A solicitação de asilo político por parte do ex-presidente Jair Bolsonaro não foi recebida pela Argentina, de acordo com o governo. A CNN Brasil, que apurou as informações, consultou fontes ligadas à Casa Rosada. Não houve registro nem tramitação de pedido de asilo feito por Bolsonaro junto ao governo argentino.
Nessa quarta-feira (20), Bolsonaro e seu filho, o deputado federal Eduardo Bolsonaro, foram indiciados pela Polícia Federal por obstrução de Justiça. O relator do caso, ministro Alexandre de Moraes, do Supremo Tribunal Federal (STF), determinou que o ex-presidente se manifeste sobre o descumprimento de medidas cautelares, o que incluiria o envio de um pedido de asilo à Argentina.
No celular de Bolsonaro, os agentes da Polícia Federal encontraram um arquivo – presente no aparelho desde fevereiro de 2024 – contendo um pedido de asilo ao governo argentino. De acordo com a análise de metadados, o documento foi criado no ano anterior (2023), durante a posse de Javier Milei.

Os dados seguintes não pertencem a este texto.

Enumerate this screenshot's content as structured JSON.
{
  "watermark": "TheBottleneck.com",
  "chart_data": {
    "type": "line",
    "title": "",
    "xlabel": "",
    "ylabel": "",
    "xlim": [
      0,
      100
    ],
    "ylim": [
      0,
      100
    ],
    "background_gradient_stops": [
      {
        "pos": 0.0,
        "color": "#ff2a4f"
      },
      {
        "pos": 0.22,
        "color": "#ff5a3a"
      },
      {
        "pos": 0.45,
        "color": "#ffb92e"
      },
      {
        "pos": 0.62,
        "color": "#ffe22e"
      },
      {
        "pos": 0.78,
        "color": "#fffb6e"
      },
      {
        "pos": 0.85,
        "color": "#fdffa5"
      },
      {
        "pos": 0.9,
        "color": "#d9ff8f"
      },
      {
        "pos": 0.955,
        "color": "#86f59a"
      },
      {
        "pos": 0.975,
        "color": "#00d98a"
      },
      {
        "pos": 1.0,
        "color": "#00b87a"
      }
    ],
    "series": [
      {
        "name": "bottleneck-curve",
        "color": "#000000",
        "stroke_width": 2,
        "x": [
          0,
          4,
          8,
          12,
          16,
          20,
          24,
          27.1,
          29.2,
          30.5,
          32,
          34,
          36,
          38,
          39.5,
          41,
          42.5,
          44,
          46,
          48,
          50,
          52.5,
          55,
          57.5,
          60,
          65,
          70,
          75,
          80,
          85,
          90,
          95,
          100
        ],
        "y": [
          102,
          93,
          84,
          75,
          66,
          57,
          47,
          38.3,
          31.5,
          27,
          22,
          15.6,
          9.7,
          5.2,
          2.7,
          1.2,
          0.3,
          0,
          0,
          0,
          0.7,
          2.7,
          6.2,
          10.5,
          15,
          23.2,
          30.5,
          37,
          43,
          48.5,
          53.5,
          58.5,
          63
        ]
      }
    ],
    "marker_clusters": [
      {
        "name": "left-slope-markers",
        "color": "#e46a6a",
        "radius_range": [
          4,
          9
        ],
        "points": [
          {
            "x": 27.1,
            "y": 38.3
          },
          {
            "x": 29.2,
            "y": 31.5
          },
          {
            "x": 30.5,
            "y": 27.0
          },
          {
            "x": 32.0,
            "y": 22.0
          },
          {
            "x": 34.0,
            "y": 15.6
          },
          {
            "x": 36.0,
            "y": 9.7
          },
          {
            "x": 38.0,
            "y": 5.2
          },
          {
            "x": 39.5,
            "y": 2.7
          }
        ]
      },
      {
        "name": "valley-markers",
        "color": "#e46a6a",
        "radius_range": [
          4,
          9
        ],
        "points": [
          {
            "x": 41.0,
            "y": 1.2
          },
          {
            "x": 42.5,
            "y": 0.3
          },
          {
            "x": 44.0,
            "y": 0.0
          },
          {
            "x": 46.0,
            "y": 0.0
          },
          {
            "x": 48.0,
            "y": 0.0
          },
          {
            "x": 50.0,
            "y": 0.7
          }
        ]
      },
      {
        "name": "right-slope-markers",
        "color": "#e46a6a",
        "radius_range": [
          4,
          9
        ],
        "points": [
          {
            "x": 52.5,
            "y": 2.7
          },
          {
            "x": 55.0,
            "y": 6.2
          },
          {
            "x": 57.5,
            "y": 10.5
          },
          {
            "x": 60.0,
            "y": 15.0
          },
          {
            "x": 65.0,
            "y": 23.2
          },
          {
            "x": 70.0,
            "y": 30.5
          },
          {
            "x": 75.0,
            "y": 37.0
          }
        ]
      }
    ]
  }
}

Localizado no celular do ex-presidente, o texto, escrito em primeira pessoa e sem assinatura, apresenta Bolsonaro afirmando ser alvo de perseguição política no Brasil. O pedido de asilo justificaria-se pelo receio com sua segurança e pelo alegado risco iminente de prisão.
A carta
“Eu, Jair Messias Bolsonaro, solicito à Vossa Excelência [Milei] asilo político na República da Argentina, em regime de urgência, por eu me encontrar na situação de perseguido político, uma vez que não possuo hoje a proteção necessária que se deve dar a um ex-chefe de Estado, bem como por estar na iminência de ter minha prisão decretada, de forma injusta, ilegal, arbitrária e inconstitucional pelas próprias autoridades públicas que promovem a perseguição contra mim, diretamente da mais alta Corte do Poder Judiciário brasileiro, e por preencher todos os requisitos legais, conforme exaustivamente demonstrado ao longo desse requerimento”, diz a carta.
O documento, de acordo com a PF, teria sido escrito pela nora de Bolsonaro e foi salvo em seu aparelho no dia 10 de fevereiro de 2024.
Apesar do texto ser um arquivo único e editável, sem data ou assinatura, a PF acredita que “seu teor revela que o réu, desde a deflagração da operação Tempus Veritatis, planejou atos para fugir do país, com o objetivo de impedir a aplicação de lei penal”.